Apalagi berdasarkan data tahun lalu, pertumbuhan KPR sangat menjanjikan dengan rata-rata pertumbuhan year-on-year sebesar 12%, yang merupakan tertinggi sejak tahun 2019.

Dari segi durasi dan ukuran 5 tahun, KPR ukuran sedang (>21-70) memiliki pertumbuhan penjualan yang lebih tinggi dibandingkan KPR kecil (≤21) dan besar (>70) terkendali. Pandemi ini telah diatasi. Saat ini ketiganya berangsur membaik dengan kenaikan berturut-turut sebesar 8,42% YoY, 47,43% YoY, dan 18% YoY.

Menariknya, Generasi Y, atau Milenial (rentang usia 20-40), mencakup 72% dari seluruh pinjaman rumah dan tampaknya lebih menyukai properti berukuran menengah hingga besar. Data juga menunjukkan bahwa kelompok usia ini memiliki risiko kredit macet yang lebih rendah (1,61%) dibandingkan generasi lainnya (Baby Boomers 1,96%, X 2,09%).

Hal ini mungkin menjadi asumsi bahwa generasi muda milenial sebenarnya mampu membeli rumah asalkan menggunakan sistem KPR dengan bijak. Industri perbankan dan keuangan juga perlu mengelola ceruk pasar ini secara khusus dengan menawarkan paket pembiayaan yang berbeda. Dividen demografi yang berkualitas secara ekonomi seharusnya mampu mempercepat pertumbuhan KPR di masa depan dan tidak menutup kemungkinan adanya pergeseran minat kepada generasi muda (Gen Z). terus berkembang

Melihat data Riset Harga Real Estate Perumahan (SHPR) terbaru BI, penjualan real estate residensial pada triwulan IV tahun 2023 meningkat sebesar 3,27% year-on-year, tren penurunan dibandingkan triwulan sebelumnya yang meningkat sebesar 6,59% year-on-year. -pada tahun. ada. Jumlah penjualan perumahan diperkirakan akan tetap kuat di masa depan.

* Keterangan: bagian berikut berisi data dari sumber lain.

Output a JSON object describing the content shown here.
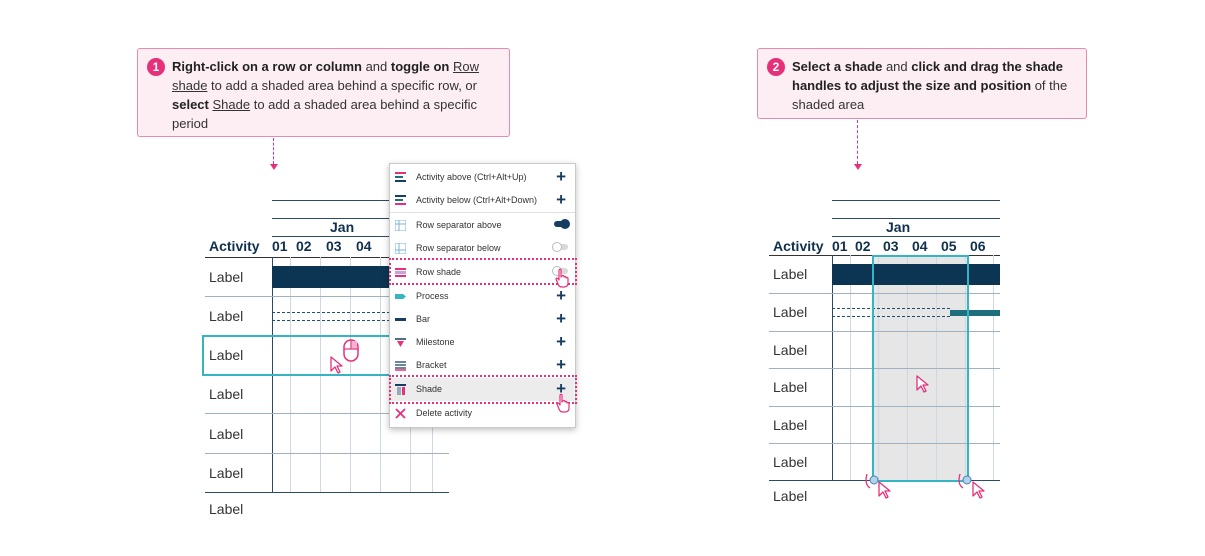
{
  "steps": [
    {
      "number": "1",
      "segments": [
        {
          "text": "Right-click on a row or column",
          "style": "b"
        },
        {
          "text": " and ",
          "style": ""
        },
        {
          "text": "toggle on",
          "style": "b"
        },
        {
          "text": " ",
          "style": ""
        },
        {
          "text": "Row shade",
          "style": "u"
        },
        {
          "text": " to add a shaded area behind a specific row, or ",
          "style": ""
        },
        {
          "text": "select",
          "style": "b"
        },
        {
          "text": " ",
          "style": ""
        },
        {
          "text": "Shade",
          "style": "u"
        },
        {
          "text": " to add a shaded area behind a specific period",
          "style": ""
        }
      ]
    },
    {
      "number": "2",
      "segments": [
        {
          "text": "Select a shade",
          "style": "b"
        },
        {
          "text": " and ",
          "style": ""
        },
        {
          "text": "click and drag the shade handles to adjust the size and position",
          "style": "b"
        },
        {
          "text": " of the shaded area",
          "style": ""
        }
      ]
    }
  ],
  "left_chart": {
    "month": "Jan",
    "activity_header": "Activity",
    "days": [
      "01",
      "02",
      "03",
      "04"
    ],
    "rows": [
      "Label",
      "Label",
      "Label",
      "Label",
      "Label",
      "Label",
      "Label"
    ]
  },
  "context_menu": {
    "items": [
      {
        "label": "Activity above (Ctrl+Alt+Up)",
        "icon": "activity-above-icon",
        "control": "plus"
      },
      {
        "label": "Activity below (Ctrl+Alt+Down)",
        "icon": "activity-below-icon",
        "control": "plus"
      },
      {
        "label": "Row separator above",
        "icon": "row-separator-above-icon",
        "control": "toggle-on"
      },
      {
        "label": "Row separator below",
        "icon": "row-separator-below-icon",
        "control": "toggle-off"
      },
      {
        "label": "Row shade",
        "icon": "row-shade-icon",
        "control": "toggle-off"
      },
      {
        "label": "Process",
        "icon": "process-icon",
        "control": "plus"
      },
      {
        "label": "Bar",
        "icon": "bar-icon",
        "control": "plus"
      },
      {
        "label": "Milestone",
        "icon": "milestone-icon",
        "control": "plus"
      },
      {
        "label": "Bracket",
        "icon": "bracket-icon",
        "control": "plus"
      },
      {
        "label": "Shade",
        "icon": "shade-icon",
        "control": "plus"
      },
      {
        "label": "Delete activity",
        "icon": "delete-icon",
        "control": "none"
      }
    ]
  },
  "right_chart": {
    "month": "Jan",
    "activity_header": "Activity",
    "days": [
      "01",
      "02",
      "03",
      "04",
      "05",
      "06"
    ],
    "rows": [
      "Label",
      "Label",
      "Label",
      "Label",
      "Label",
      "Label",
      "Label"
    ]
  },
  "colors": {
    "accent_pink": "#e6317a",
    "callout_bg": "#fdeef4",
    "bar_navy": "#0b3552",
    "bar_teal": "#1f6e7e",
    "selection_teal": "#35b4c4",
    "shade_grey": "#e6e6e6"
  }
}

Selain itu, jumlah KPR diperkirakan akan terus meningkat pada tahun 2024, mengingat 75,89% dari total pembelian rumah dibiayai melalui program KPR.

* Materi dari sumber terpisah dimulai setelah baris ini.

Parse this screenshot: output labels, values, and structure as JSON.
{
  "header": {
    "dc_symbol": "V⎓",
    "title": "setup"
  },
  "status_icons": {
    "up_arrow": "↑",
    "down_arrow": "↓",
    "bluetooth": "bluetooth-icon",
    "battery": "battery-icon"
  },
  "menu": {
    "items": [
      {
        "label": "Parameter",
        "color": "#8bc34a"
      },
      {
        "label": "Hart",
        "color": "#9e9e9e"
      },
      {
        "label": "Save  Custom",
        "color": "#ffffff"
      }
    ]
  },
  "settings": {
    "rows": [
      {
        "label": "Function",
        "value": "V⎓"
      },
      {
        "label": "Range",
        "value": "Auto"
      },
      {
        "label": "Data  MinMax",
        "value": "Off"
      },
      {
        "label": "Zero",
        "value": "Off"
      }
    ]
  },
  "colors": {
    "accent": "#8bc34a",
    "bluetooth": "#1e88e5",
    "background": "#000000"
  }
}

Data terbaru yakni Survei Konsumen 2024 mendukung asumsi tersebut. Salah satu komponen survei tersebut adalah Indeks Pembelian Barang Tahan Lama yang mencakup real estat pada Maret 2024 sebesar 111,4, naik dari bulan sebelumnya sebesar 110,6.

Kenaikan suku bunga dasar (BI rate) menjadi 6,25% pada April tahun ini juga diperkirakan akan terus mendukung kuatnya pertumbuhan kredit perumahan. Hal ini berdasarkan data historis periode 2021-2023, kenaikan suku bunga BI pada tahun 2022 Tahap II justru menyebabkan tren penurunan suku bunga KPR (5,93% untuk suku bunga tetap, 5,93% untuk suku bunga tetap, suku bunga variabel. adalah 7,8% (akhir tahun 2023).

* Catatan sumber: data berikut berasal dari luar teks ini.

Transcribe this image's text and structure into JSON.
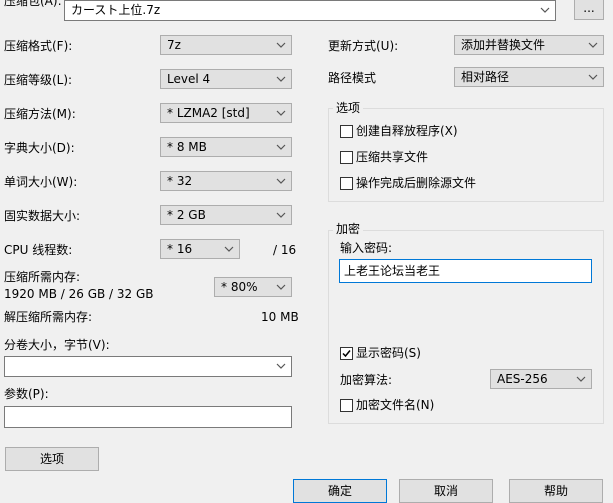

Di sisi finansial, sistem kebijakan KLM mendorong sektor perbankan untuk berperan aktif dalam mengarahkan pinjaman dan kredit ke sektor-sektor yang sinergis seperti real estate. Insentif likuiditas berupa relaksasi Giro Wajib Minimum (GWM) di BI dimaksudkan untuk memberikan tambahan likuiditas bank yang nantinya akan dilunasi dalam bentuk pinjaman atau pinjaman.

Berdasarkan data April 2024, realisasi KLM Royal Dutch Airlines akan menambah likuiditas perbankan sebesar Rp 81 triliun sehingga total stimulus mencapai Rp 246 triliun. Pada akhir tahun 2024, tambahan likuiditas KLM Royal Dutch Airlines diperkirakan mencapai Rp 115 triliun dan total insentif sebesar Rp 280 triliun.

Tak mau kalah, pemerintah juga mengkatalisasi peningkatan pembelian kepemilikan rumah melalui kebijakan perpajakan berupa insentif melalui Pajak Pertambahan Nilai Provinsi (PPN-DTP) atas pembelian properti senilai hingga Rp. 5 miliar. Kedua langkah kebijakan tersebut diyakini mampu menopang pertumbuhan industri KPR di tengah pengetatan suku bunga bank sentral.

Untuk berita dan artikel lainnya, lihat Google Berita dan saluran WA.